Carreno, a Cuban, is retiring this season, and the company plans a major send-off in the summer. On Monday, previewing the love it will shower on this much-admired dancer, it invited dancers from Miami City Ballet, San Francisco Ballet and Boston Ballet to perform "Majisimo," a piece created in 1965 for the National Ballet of Cuba that combines Hispanic dance with traditional ballet.

Also dancing was Carreno's compatriot at ABT, Xiomara Reyes, and she seemed energized by the experience, dancing with particular gusto and verve, especially in a series of turns so speedy they drew cheers from the audience.

In other highlights, guest artist Alina Cojocaru of the Royal Ballet was stunning in the Rose Adagio from "Sleeping Beauty," a passage that requires great balance and concentration, all while displaying the breezy joyfulness of budding womanhood. Not an easy task, but she didn't seem to break a sweat — her full-length "Beauty" is sure to be one of the season's hotter tickets.

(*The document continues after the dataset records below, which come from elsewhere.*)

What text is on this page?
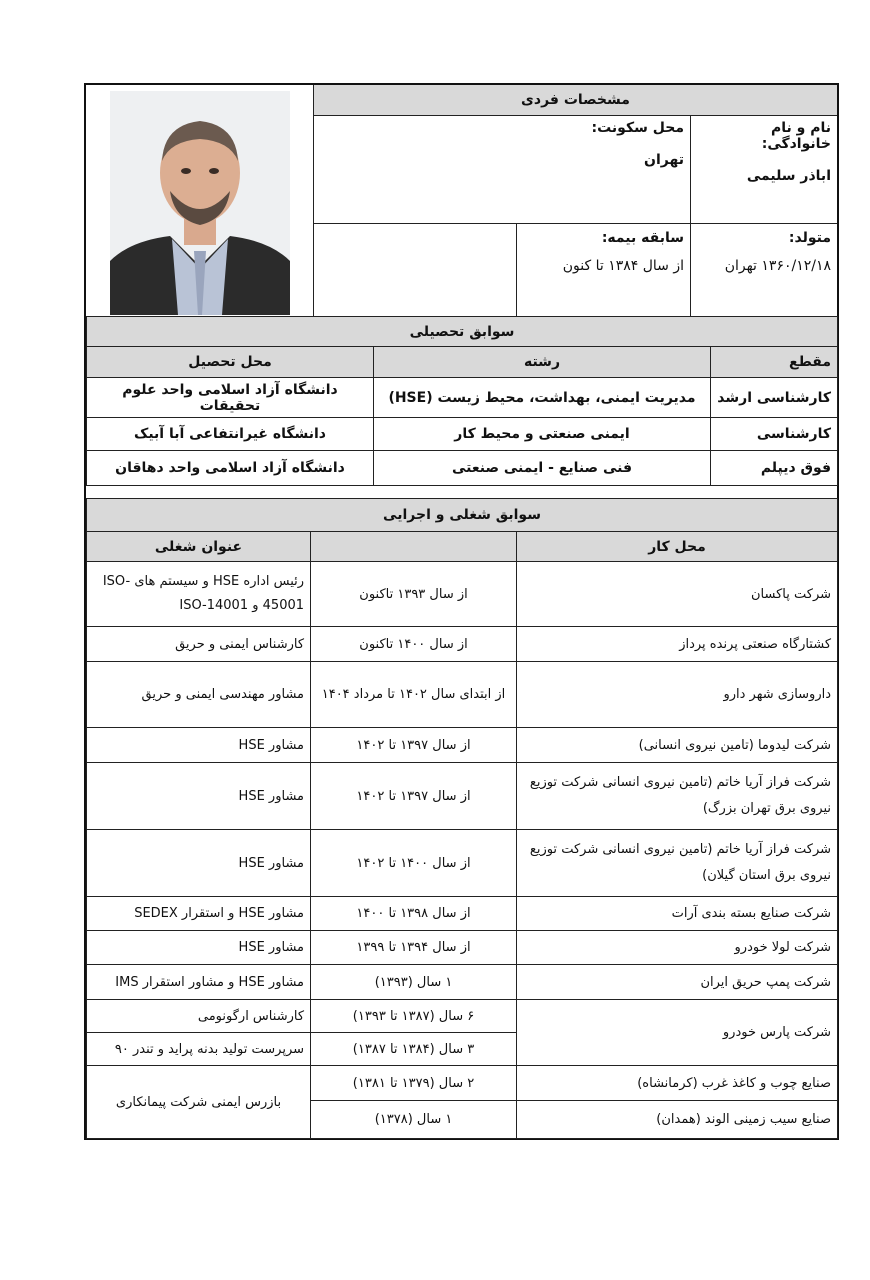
مشخصات فردی
نام و نام خانوادگی:
اباذر سلیمی
محل سکونت:
تهران
متولد:
۱۳۶۰/۱۲/۱۸ تهران
سابقه بیمه:
از سال ۱۳۸۴ تا کنون
سوابق تحصیلی		
مقطع	رشته	محل تحصیل
کارشناسی ارشد	مدیریت ایمنی، بهداشت، محیط زیست (HSE)	دانشگاه آزاد اسلامی واحد علوم تحقیقات
کارشناسی	ایمنی صنعتی و محیط کار	دانشگاه غیرانتفاعی آبا آبیک
فوق دیپلم	فنی صنایع - ایمنی صنعتی	دانشگاه آزاد اسلامی واحد دهاقان
سوابق شغلی و اجرایی		
محل کار		عنوان شغلی
شرکت پاکسان	از سال ۱۳۹۳ تاکنون	رئیس اداره HSE و سیستم های ISO-45001 و ISO-14001
کشتارگاه صنعتی پرنده پرداز	از سال ۱۴۰۰ تاکنون	کارشناس ایمنی و حریق
داروسازی شهر دارو	از ابتدای سال ۱۴۰۲ تا مرداد ۱۴۰۴	مشاور مهندسی ایمنی و حریق
شرکت لیدوما (تامین نیروی انسانی)	از سال ۱۳۹۷ تا ۱۴۰۲	مشاور HSE
شرکت فراز آریا خاتم (تامین نیروی انسانی شرکت توزیع نیروی برق تهران بزرگ)	از سال ۱۳۹۷ تا ۱۴۰۲	مشاور HSE
شرکت فراز آریا خاتم (تامین نیروی انسانی شرکت توزیع نیروی برق استان گیلان)	از سال ۱۴۰۰ تا ۱۴۰۲	مشاور HSE
شرکت صنایع بسته بندی آرات	از سال ۱۳۹۸ تا ۱۴۰۰	مشاور HSE و استقرار SEDEX
شرکت لولا خودرو	از سال ۱۳۹۴ تا ۱۳۹۹	مشاور HSE
شرکت پمپ حریق ایران	۱ سال (۱۳۹۳)	مشاور HSE و مشاور استقرار IMS
شرکت پارس خودرو	۶ سال (۱۳۸۷ تا ۱۳۹۳)	کارشناس ارگونومی
	۳ سال (۱۳۸۴ تا ۱۳۸۷)	سرپرست تولید بدنه پراید و تندر ۹۰
صنایع چوب و کاغذ غرب (کرمانشاه)	۲ سال (۱۳۷۹ تا ۱۳۸۱)	بازرس ایمنی شرکت پیمانکاری
صنایع سیب زمینی الوند (همدان)	۱ سال (۱۳۷۸)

Marcelo Gomes was his usual dashing self in two excerpts that required his expert partnering skills. In the pas de deux from Alexei Ratmansky's "Nutcracker," he accompanied a radiant Veronika Part, whose daring physicality led to some wobbles; and in "Manon," he partnered the ever-gorgeous Diana Vishneva, looking light as a feather in the couple's swooning lifts.

If there was one curiosity on the program, it was choreographer Jessica Lang's "Splendid Isolation III," set to Mahler's lush Fifth Symphony, in which the star attraction seemed to be a giant white skirt, filling a huge swath of the stage and worn by Irina Dvorovenko. She looked lovely in it, but mostly she and partner/husband Maxim Beloserkovsky seemed to be moving around the stage with much fabric and little purpose.

Two ballerinas will be celebrating major ABT anniversaries this season, and they were both in lovely form: Julie Kent, marking her 25th year; and Paloma Herrera, marking her 20th.

But one of the most rewarding aspects of the gala evening came on the other end of the career spectrum — from students of the Jacqueline Kennedy Onassis School at ABT. Maybe it was the warm introduction from Caroline Kennedy, but the students looked crisp, confident, glowing and seemingly delighted to be sharing in the moment.